Lane shook her head and backed out of my office, giving me a twitchy look over her shoulder. I smiled. I was having a crappy morning and I didn’t feel bad at all about taking it out on Lane. She sat down at her desk and started to arrange her knickknacks.
I took a minute to dispel the memory of Annemarie, the detective who had sold me out to the Thelemites and almost gotten Will, Bryson and me killed. I’d trusted Annemarie. She’d been a friend. Lane’s cutesy framed photographs and ceramic figurines wouldn’t change that.
Kelly came out of the interrogation room and stalked across the bullpen, beckoning me. “He’s a warlock, like me, and a piss-poor one. You believe he had the nerve to give me attitude?”

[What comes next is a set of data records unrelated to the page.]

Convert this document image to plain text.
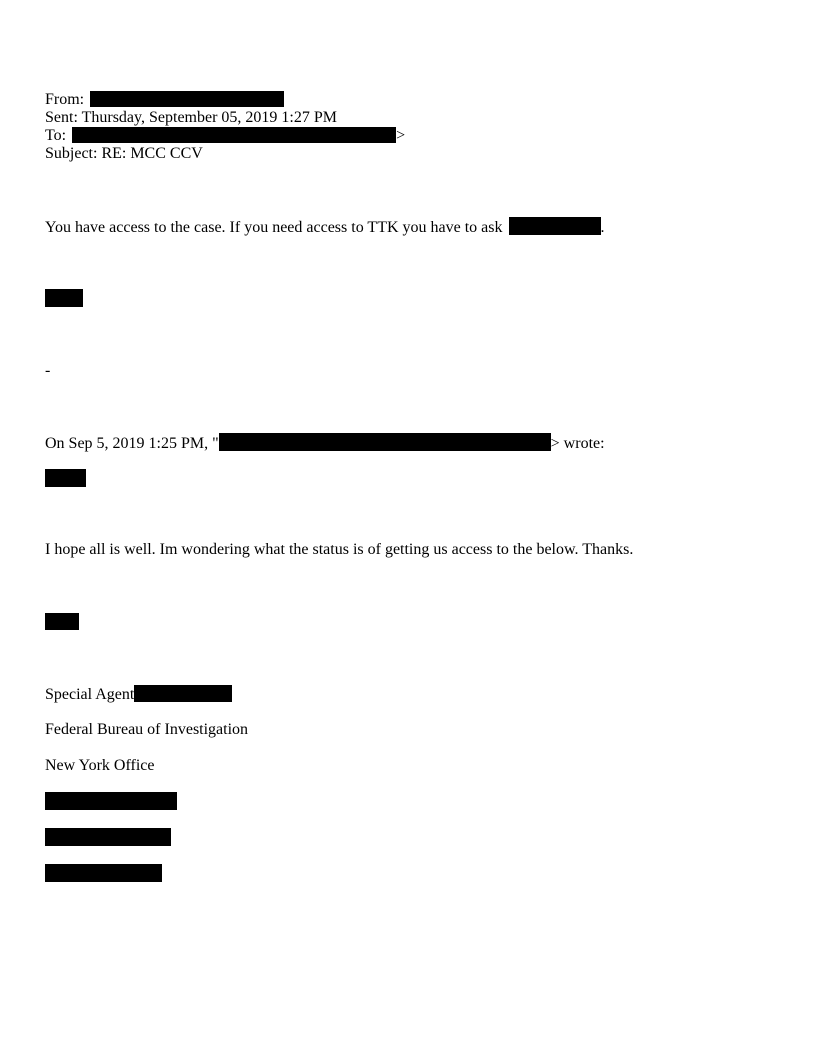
From:
Sent: Thursday, September 05, 2019 1:27 PM
To:	>
Subject: RE: MCC CCV
You have access to the case. If you need access to TTK you have to ask	.
-
On Sep 5, 2019 1:25 PM, "	> wrote:
I hope all is well. Im wondering what the status is of getting us access to the below. Thanks.
Special Agent
Federal Bureau of Investigation
New York Office
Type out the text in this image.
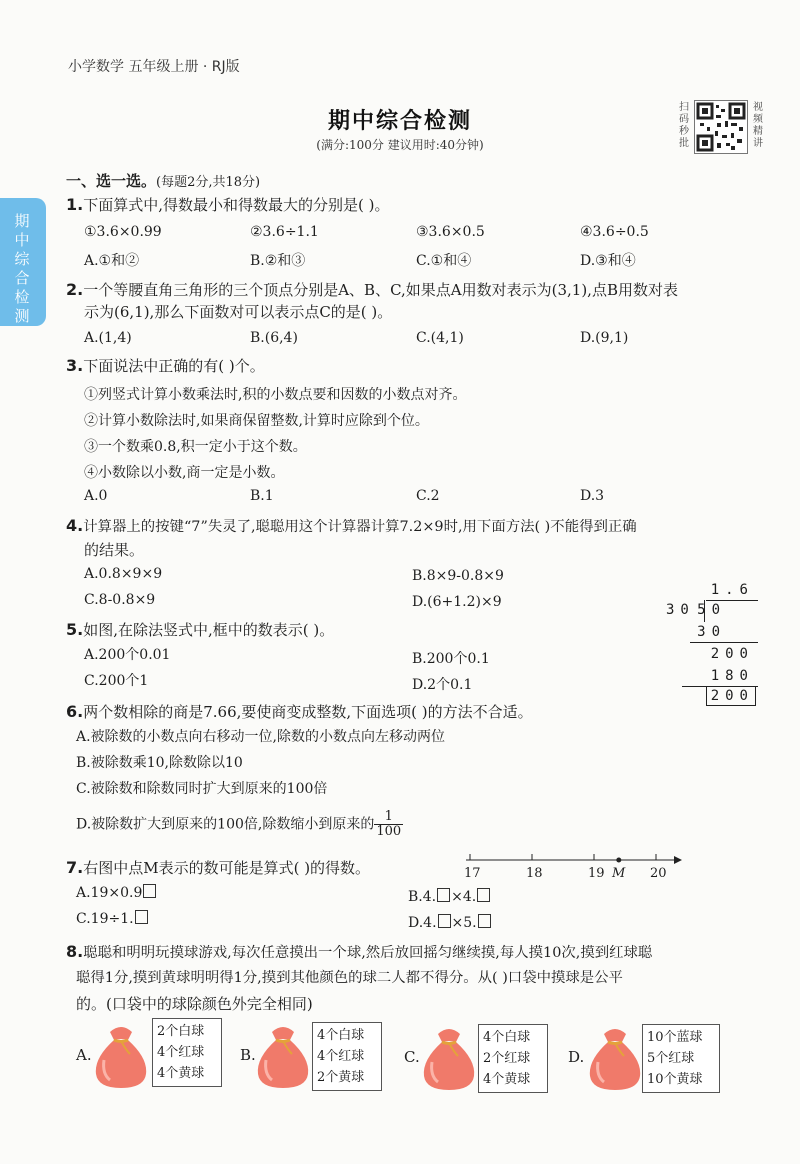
小学数学 五年级上册 · RJ版
期中综合检测
(满分:100分 建议用时:40分钟)
扫码秒批
视频精讲
期中综合检测
一、选一选。(每题2分,共18分)
1.下面算式中,得数最小和得数最大的分别是( )。
①3.6×0.99	②3.6÷1.1	③3.6×0.5	④3.6÷0.5
A.①和②	B.②和③	C.①和④	D.③和④
2.一个等腰直角三角形的三个顶点分别是A、B、C,如果点A用数对表示为(3,1),点B用数对表
示为(6,1),那么下面数对可以表示点C的是( )。
A.(1,4)	B.(6,4)	C.(4,1)	D.(9,1)
3.下面说法中正确的有( )个。
①列竖式计算小数乘法时,积的小数点要和因数的小数点对齐。
②计算小数除法时,如果商保留整数,计算时应除到个位。
③一个数乘0.8,积一定小于这个数。
④小数除以小数,商一定是小数。
A.0	B.1	C.2	D.3
4.计算器上的按键“7”失灵了,聪聪用这个计算器计算7.2×9时,用下面方法( )不能得到正确
的结果。
A.0.8×9×9	B.8×9-0.8×9
C.8-0.8×9	D.(6+1.2)×9
1.6
30 50
30
200
180
200
5.如图,在除法竖式中,框中的数表示( )。
A.200个0.01	B.200个0.1
C.200个1	D.2个0.1
6.两个数相除的商是7.66,要使商变成整数,下面选项( )的方法不合适。
A.被除数的小数点向右移动一位,除数的小数点向左移动两位
B.被除数乘10,除数除以10
C.被除数和除数同时扩大到原来的100倍
D.被除数扩大到原来的100倍,除数缩小到原来的 $\frac{1}{100}$
17	18	19 M 20
7.右图中点M表示的数可能是算式( )的得数。
A.19×0.9	B.4. ×4.
C.19÷1.	D.4. ×5.
8.聪聪和明明玩摸球游戏,每次任意摸出一个球,然后放回摇匀继续摸,每人摸10次,摸到红球聪
聪得1分,摸到黄球明明得1分,摸到其他颜色的球二人都不得分。从( )口袋中摸球是公平
的。(口袋中的球除颜色外完全相同)
A.
2个白球
4个红球
4个黄球
B.
4个白球
4个红球
2个黄球
C.
4个白球
2个红球
4个黄球
D.
10个蓝球
5个红球
10个黄球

I snorted. “I know biker gangs that wouldn’t give you attitude, Kelly.”
“No call for cutting out the heart,” Kelly said. “Warlocks don’t use fetishes for their workings. You’re looking for some low-down, dirty blood magick.”
“Great,” I muttered. There was nothing to do but wait for the public defender to show up. “Andy.” I snapped my fingers at him. “What’s going on with the security footage from the port?”